Initial public offerings are hot right now, with many high-profile companies choosing to go public by making their shares available to ordinary investors. The IPO process, however, can be long and difficult to navigate, with potential traps for companies that aren't as successful as others in handling things like road shows and drumming up investor interest.

But there's an interesting alternative that some companies use to get their shares traded on public exchanges. Rather than filing all the paperwork associated with the required registration statement with the U.S. Securities and Exchange Commission, a company can instead merge with another company that's already public. To take advantage of that rule, some investors turn to special purpose acquisition companies, also known as SPACs, whose sole purpose is to raise capital from investors and then look to acquire an operating business -- often one that's privately held.

After a long hiatus, SPACs are once again becoming more popular. Most recently, the announcement that the parent company of Chuck E. Cheese will merge with SPAC Leo Holdings (NYSE: LHC) and return to the public markets has turned attention back to these investment vehicles. Before you invest in one, it's important to know what SPACs are and why you're seeing more of them.

Purple cards marked Play Pass with Chuck E Cheese character on them.

Image source: Chuck E. Cheese.

The basics of SPACs

A SPAC is essentially a shell company that doesn't have any operations of its own. The stated purpose of the company is to identify and purchase a business that's consistent with the investment objectives of the SPAC. Some special purpose acquisition companies limit themselves to particular industries, while others have free rein to make acquisitions in whatever type of company they wish.

SPACs begin by going through the IPO process, offering shares to investors. Typically, the proceeds from the IPO are held in trust while the SPAC seeks a takeover candidate. The terms of the SPAC specify a given time frame in which a merger must be completed. If that time period expires without an acquisition, then SPACs will typically return their capital to their investors.

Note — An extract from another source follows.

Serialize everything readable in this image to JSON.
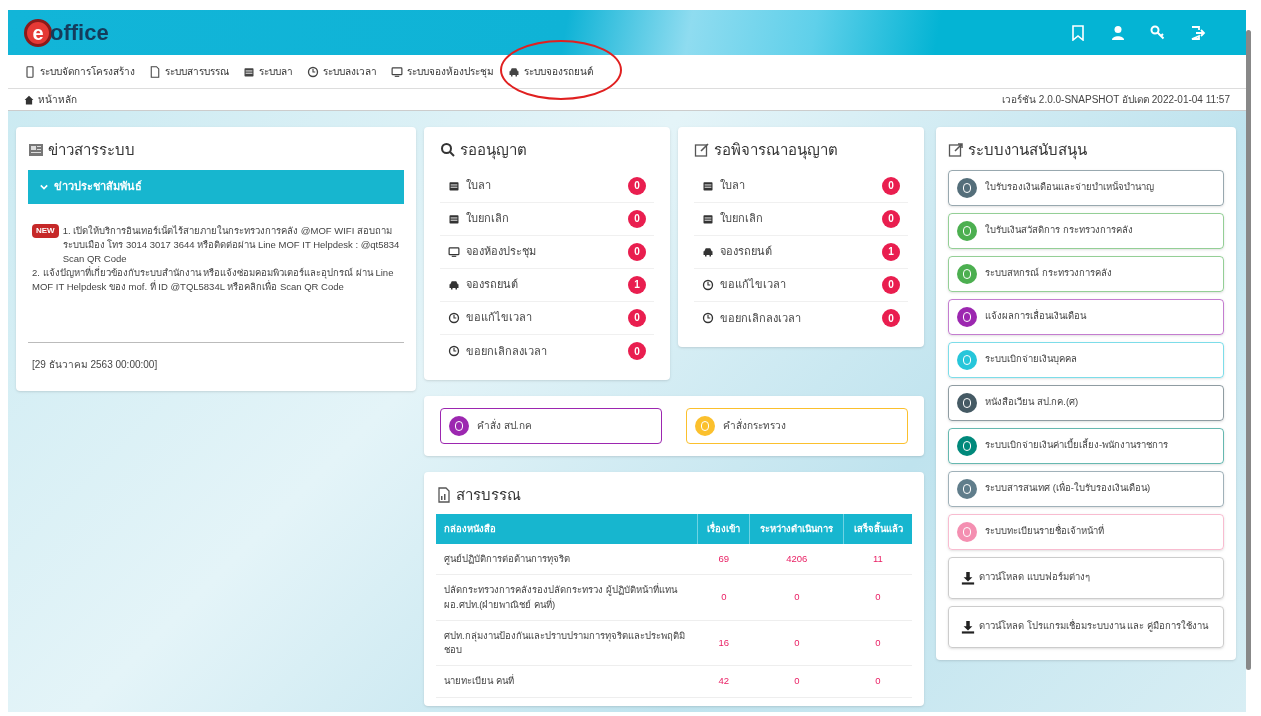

If the SPAC finds a suitable company, then the two will merge. The combined entity then typically takes the name of the operating business, often changing its ticker symbol to reflect the new name.

The most important benefit of a SPAC is that the IPO process for a special purpose acquisition company is almost always a lot simpler than it would be for an operating business. Because the business purpose is so straightforward, the SEC rarely has extensive issues or questions up front. Moreover, once the SPAC is in place, the process for doing the subsequent merger is simpler than it would be to file a full set of registration paperwork with the SEC.

Why SPACs are making a comeback

We've seen periods before when SPACs were popular, especially before the financial crisis. But use of SPACs declined precipitously following the market meltdown. Greater regulatory attention played a role in that downturn, but there were also fewer privately held businesses seeking to go public at the time, and so the list of takeover candidates for SPACs was short. Many SPACs ended up failing to find companies to take over before their specified time limits ran out.

Recently, though, an excess of capital has led investors to seek out merger and acquisition opportunities more aggressively, and that's led to the return of SPACs. More SPACs went public in 2018 than in any year since 2007, raising more than $10 billion in capital for use in searching for investment opportunities. In particular, private equity funds have become key users of SPACs, as in the Chuck E. Cheese transaction.

Far from a sure thing

Individual investors should understand that investing in a SPAC isn't a guarantee of success. When The Wall Street Journal looked at SPACs from three or four years ago, it found that more than half of them traded below their initial offering price. Given the huge bull market that investors have enjoyed, that track record is worrisome.

As long as the IPO market produces victories for companies going public, then you'll see many businesses opting to go through that process to generate buzz. But SPACs will also remain a way for investors to bet on a leadership team's ability to find a smart acquisition. And despite the potential pitfalls, SPACs will generate interest from those who hope to find the right acquisition at the right price.